Health psychology or medical psychology is a relatively new field of psychology that attracts a lot of students in different countries. It deals with the psychological variables that affect the occurrence of physical disease, coping with it and with the effects of treatments and other involved medical procedures, and recovery from the physical disorder. It concerns patients of all age groups and all physical disorders.

It is being taught mostly on the graduate level. It has become a field of psychology that combines research with psychological interventions geared to the special needs of the patient with physical disorders or difficulties. An examination of the programs and educational procedures applied in regard to health psychology in different countries – mainly the U.S. and Europe – show great differences and very low degree of homogeneity in the approach and structuring of the field. In Israel there have been several not completely successful attempts to prepare students for work in health psychology and we are about to start anew with a full-fledged program at Tel-Aviv University.

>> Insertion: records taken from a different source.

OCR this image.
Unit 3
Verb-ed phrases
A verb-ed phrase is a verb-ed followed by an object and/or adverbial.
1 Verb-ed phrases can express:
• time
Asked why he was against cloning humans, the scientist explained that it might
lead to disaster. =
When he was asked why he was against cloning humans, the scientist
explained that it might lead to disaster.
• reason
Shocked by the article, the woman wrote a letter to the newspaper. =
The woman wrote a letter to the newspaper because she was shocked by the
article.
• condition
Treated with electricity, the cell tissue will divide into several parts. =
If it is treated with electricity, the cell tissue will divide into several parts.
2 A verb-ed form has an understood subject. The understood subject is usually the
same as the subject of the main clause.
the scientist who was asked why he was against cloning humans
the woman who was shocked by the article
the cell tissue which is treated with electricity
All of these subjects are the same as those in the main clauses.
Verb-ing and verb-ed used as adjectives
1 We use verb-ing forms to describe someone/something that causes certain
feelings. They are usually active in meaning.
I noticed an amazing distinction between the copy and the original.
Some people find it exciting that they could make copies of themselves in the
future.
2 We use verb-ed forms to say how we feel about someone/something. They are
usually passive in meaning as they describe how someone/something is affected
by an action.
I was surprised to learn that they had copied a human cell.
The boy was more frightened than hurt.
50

The main problems besetting education in medical psychology seem to be the following. First, in order to be able to function in health psychology in research or therapeutically, the student needs to master medical information in addition to psychological material. The medical background needs to be basic, updated and geared both to the needs of the patients and of the doctors with whom the practioner in helth psychology cooperates. It is not easy to determine the extent of medical background that the student needs to master. Second, it is necessary to determine to what extent the health psychology practitioner is an all-round professional, similar perhaps to the family doctor (who knows a little about many different domains) or a health psychologist who has specialized in specific domains, e.g., cardiology, diabetes, oncology. Third, the health psychologist is called upon in practice to help and intervene in different ways for which in many cases our science has not yet developed the appropriate tools. How do we bridge the gaps in knowledge by means of clinical tools that are already available, but are not always very appropriate? Finally, in the fourth place, it would be necessary to define the relations (similarities and differences) between health psychology and clinical psychology, in terms of content domains, theoretical approaches, methods of research, and psychotherpeutic interventions. The differentiation is not easy. For example, some content domains may be shared by the two sub-disciplines, e.g., drug addictions, eating disordes, neurological problems. Also some interventions may be shared, or apparently so, e.g., group therapy. But it is evident that if health psychology is to grow and become an autonomous discipline in psychology, it would be necessary to develop specific methods of research and therapy that would enable the practioners to help patients and to promote the development of new theoretical approaches about psycho-physiological issues, health and disease, body and soul.